Shallots and ten other onion (Allium cepa L.) varieties commonly available in the United States were evaluated: Western Yellow, Northern Red, pungent yellow (New York Bold), Western White, Peruvian Sweet, Empire Sweet, Mexico, Texas 1015, Imperial Valley Sweet, and Vidalia. In general, the most pungent onions delivered many times the benefits of their milder cousins.
3-mercapto-2-methylpentan-1-ol in onion was found to have an antioxidant potent that inhibits peroxynitrite induced diseases.
Eye irritation
As onions are sliced or eaten, cells are broken, allowing enzymes called alliinases to break down amino acid sulphoxides and generate sulphenic acids. A specific sulfenic acid, 1-propenesulfenic acid, formed when onions are cut, is rapidly rearranged by a second enzyme, called the lachrymatory factor synthase or LFS, giving syn-propanethial-S-oxide, a volatile gas known as the onion lachrymatory factor or LF. The LF gas diffuses through the air and eventually reaches the eye, where it activates sensory neurons, creating a stinging sensation. Tear glands produce tears to dilute and flush out the irritant (Chemicals that exhibit such an effect on the eyes are known as lachrymatory agents).
Supplying ample water to the reaction while peeling onions prevents the gas from reaching the eyes. Eye irritation can, therefore, be avoided by cutting onions under running water or submerged in a basin of water. Another way to reduce irritation is by chilling, or by not cutting off the root of the onion (or by doing it last), as the root of the onion has a higher concentration of enzymes. Using a sharp blade to chop onions will limit the cell damage and the release of enzymes that drive the irritation response. Chilling or freezing onions prevents the enzymes from activating, limiting the amount of gas generated.
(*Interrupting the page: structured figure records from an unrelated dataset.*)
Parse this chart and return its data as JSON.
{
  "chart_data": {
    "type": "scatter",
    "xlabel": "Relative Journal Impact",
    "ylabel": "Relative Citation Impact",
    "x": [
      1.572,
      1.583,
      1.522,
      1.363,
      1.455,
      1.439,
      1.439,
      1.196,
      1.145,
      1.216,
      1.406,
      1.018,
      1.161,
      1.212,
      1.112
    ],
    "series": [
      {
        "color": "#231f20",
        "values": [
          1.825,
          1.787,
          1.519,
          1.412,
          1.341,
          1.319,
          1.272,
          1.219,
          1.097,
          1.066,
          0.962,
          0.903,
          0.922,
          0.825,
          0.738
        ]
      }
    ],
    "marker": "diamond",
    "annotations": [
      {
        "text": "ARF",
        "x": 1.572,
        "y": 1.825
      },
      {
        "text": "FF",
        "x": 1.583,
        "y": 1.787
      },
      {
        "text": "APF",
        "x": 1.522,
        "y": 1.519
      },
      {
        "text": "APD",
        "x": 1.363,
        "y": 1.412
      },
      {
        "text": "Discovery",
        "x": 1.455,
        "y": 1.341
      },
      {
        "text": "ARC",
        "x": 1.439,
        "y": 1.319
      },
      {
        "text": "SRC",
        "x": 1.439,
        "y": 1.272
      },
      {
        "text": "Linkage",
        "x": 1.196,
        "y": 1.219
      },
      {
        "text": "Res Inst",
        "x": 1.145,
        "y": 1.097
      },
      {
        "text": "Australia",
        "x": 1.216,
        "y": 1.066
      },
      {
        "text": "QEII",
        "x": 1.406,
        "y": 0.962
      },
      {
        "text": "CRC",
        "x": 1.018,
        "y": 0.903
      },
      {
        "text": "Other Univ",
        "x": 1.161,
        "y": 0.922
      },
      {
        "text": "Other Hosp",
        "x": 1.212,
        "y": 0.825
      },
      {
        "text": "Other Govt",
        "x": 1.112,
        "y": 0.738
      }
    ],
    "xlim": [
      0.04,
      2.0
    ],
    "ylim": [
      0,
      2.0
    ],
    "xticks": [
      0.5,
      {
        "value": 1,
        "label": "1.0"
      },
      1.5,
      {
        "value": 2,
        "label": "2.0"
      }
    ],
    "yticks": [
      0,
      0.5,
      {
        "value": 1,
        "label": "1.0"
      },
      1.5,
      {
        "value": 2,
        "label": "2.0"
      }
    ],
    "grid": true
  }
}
Eye irritation can also be avoided by having a fan blow the gas away from the eyes as the onion is being cut.
It is also possible to avoid eye irritation by wearing goggles or any eye protection that creates a seal around the eye. Contact lens wearers can experience less immediate irritation as a result of the slight protection afforded by the lenses themselves. It may also be that lens wearers are familiar with controlling the more reflexive actions of their eyes with regards to irritation, to prevent blinking, as this is an ability they require when manipulating the lenses.
The amount of sulfenic acids and LF released, and the irritation effect, differs among Allium species. On January 31, 2008, the New Zealand Crop and Food institute created a strain of "no tears" onions by using gene-silencing biotechnology to prevent synthesis by the onions of the lachrymatory factor synthase enzyme.
Storage
Green onion and leeks are optimally stored refrigerated. Cooking onions and sweet onions, on the other hand, can be stored at room temperature, optimally in a single layer, in mesh bag in a dry, cool, dark, well ventilated location. In this environment, cooking onions have a shelf life of 3 to 4 weeks, and sweet onions 1 to 2 weeks. Cooking onions will absorb odours from apples and pears. Also, they draw moisture from vegetables they are stored with which may cause them to decay. Sweet onions have a greater water and sugar content than cooking onions. This makes them sweeter and milder tasting, but also reduces their shelf life. Sweet onions can also be stored refrigerated, where they have a shelf life of approximately 1 month, optimally uncovered. Irrespective of type, any cut pieces of onion are optimally tightly wrapped, stored away from other produce, and used within 2 to 3 days.